Tokyo 500, twin 7–5: Nys/Roger‑Vasselin reboot their Turin chase
The second seeds solved the final in the eleventh game of each set, winning 29 of 34 first‑serve points to lift their first 2025 title and tighten the Race by 110 points.

Hugo Nys and Édouard Roger‑Vasselin found daylight precisely where finals are often decided: at 5‑5. Twice they pressed, twice they broke, and the result was a clean 7-5, 7-5 victory over Rohan Bopanna and Takeru Yuzuki for Tokyo’s ATP 500 doubles crown. Both sets finished 7 games to 5, a margin earned more by sequencing than shotmaking fireworks.
It is their first title of 2025 and a sealing of patterns they have honed all season. The second seeds made holds feel routine and reserved their risk for return games late in sets. The statistical spine was simple and decisive: they captured 29 of 34 points behind the first serve, which kept the match on their terms and created repeatable looks at net.
According to ATP Tour coverage, Tokyo follows runner‑up weeks in Marrakech and Washington and finally supplies the payoff those runs suggested. The first‑serve dominance—29 of 34—traces the tactical story per ATP Stats: a disciplined first ball into forehand‑led one–two patterns, then quick occupation of the middle corridor. In the bigger picture, they sit ninth in the PIF ATP Live Doubles Teams Rankings and are 110 points behind Christian Harrison and Evan King for a Turin berth, as detailed via the ATP Tour at https://www.atptour.com/en/news/nys-roger-vasselin-tokyo-2025-doubles-finals.
“This is our third final of the year, first title, so we keep going. We hope to [qualify for the Nitto ATP Finals] by the end of the year, so we still have work to do.”
“Rohan, we were here 12 years ago winning the title, so it’s great to be on this court again with you. You’ve been around for a couple of years… It’s always nice to see you. You’ve been a big part of my life.”
Why this final tilted late
Tokyo rewarded first‑strike clarity. Nys/Roger‑Vasselin treated neutral starts as short runways: heavy crosscourt exchanges to draw a float, then a decisive down‑the‑line redirect to unlock the poach lane. On return, they showed crosscourt before knifing inside‑in at key moments, freezing the opposing net player and channeling the next ball into the middle third where their volley coverage was waiting.
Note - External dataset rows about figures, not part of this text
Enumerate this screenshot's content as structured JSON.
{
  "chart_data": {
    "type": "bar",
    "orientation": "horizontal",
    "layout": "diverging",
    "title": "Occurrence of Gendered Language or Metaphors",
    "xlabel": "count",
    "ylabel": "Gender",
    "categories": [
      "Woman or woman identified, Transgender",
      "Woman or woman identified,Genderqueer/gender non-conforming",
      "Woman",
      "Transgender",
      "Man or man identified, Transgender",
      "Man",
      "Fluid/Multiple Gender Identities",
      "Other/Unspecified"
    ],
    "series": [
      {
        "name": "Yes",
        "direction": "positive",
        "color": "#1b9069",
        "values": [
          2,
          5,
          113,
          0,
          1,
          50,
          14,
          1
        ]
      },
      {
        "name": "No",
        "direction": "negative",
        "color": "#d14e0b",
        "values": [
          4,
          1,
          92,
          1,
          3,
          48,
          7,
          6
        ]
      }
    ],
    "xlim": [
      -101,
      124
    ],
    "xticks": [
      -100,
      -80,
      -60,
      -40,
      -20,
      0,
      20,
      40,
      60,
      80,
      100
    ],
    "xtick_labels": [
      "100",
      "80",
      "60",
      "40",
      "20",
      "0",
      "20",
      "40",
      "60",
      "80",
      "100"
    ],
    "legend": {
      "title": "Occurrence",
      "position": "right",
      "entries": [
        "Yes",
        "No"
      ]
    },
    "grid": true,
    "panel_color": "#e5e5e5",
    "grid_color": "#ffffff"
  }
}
Bopanna’s serve still shapes rallies, and Yuzuki’s court speed kept both sets level into the eleventh game. But the challengers saw fewer forehands on their terms because the champions took away height and time. Depth‑biased returns landed close to the baseline tape, forced lifted replies, and gave Nys and Roger‑Vasselin forecourt decisions they were prepared to make.
Technique, pared to essentials
Mechanically, the winners chose economy over flourish. On serve, they varied toss height and body line as much as pace to move contact windows, setting up forehand‑first one–two sequences. At net, they kept the head still and the punching motion compact, shaping the volley with measured underspin that stayed low and rushed the passer.
The return blueprint was equally minimalist: abbreviated backswings and early contact to control direction. The backhand block down‑the‑line appeared on cue, stealing the eye‑line of the opposing net player and prying open the middle. That restraint under pressure scales well across surfaces and match contexts.
Continuity and contrast
Roger‑Vasselin’s Tokyo arc now spans three eras: titles in 2013 and 2019 preceded this latest run with Nys, stitching together a rare throughline across partners and styles. At 41, his tour‑level finals record advances to 29–20—29 wins against 20 losses—built on low‑risk patterns that age cleanly. Bopanna, 45, remains an outlier for how thoroughly serve placement and forecourt economy can still script a match deep into a career.
For Yuzuki, this was a rapid ascent in just their second event together. That team saved three match points to topple the top‑seeded Christian Harrison/Evan King in the semi‑finals, a result that re‑energized the draw and amplified the home‑court pulse through the weekend. The final, though, rewarded the steadier unit: Nys/Roger‑Vasselin neutralized the serve‑return cross more reliably and made the cleaner down‑the‑line change at the right junctures.
The Turin calculus
Autumn doubles is often decided by compressed margins and smart scheduling. An ATP 500 title gives Nys and Roger‑Vasselin both breathing room and direction: target events that echo Tokyo’s tempo, keep the first ball landing, and trust their late‑set shot selection. Ninth in the Race and only 110 points adrift, they have a plausible path if they replicate this blend of first‑serve security and middle‑third control.
Beyond the arithmetic, the performance clarified identity. They protected service games without overextension and still found opportunistic return games when the score tightened. In a phase where October hard courts reward fast starts and decisive finishes, Tokyo read as a template—measured, professional, and timed to matter.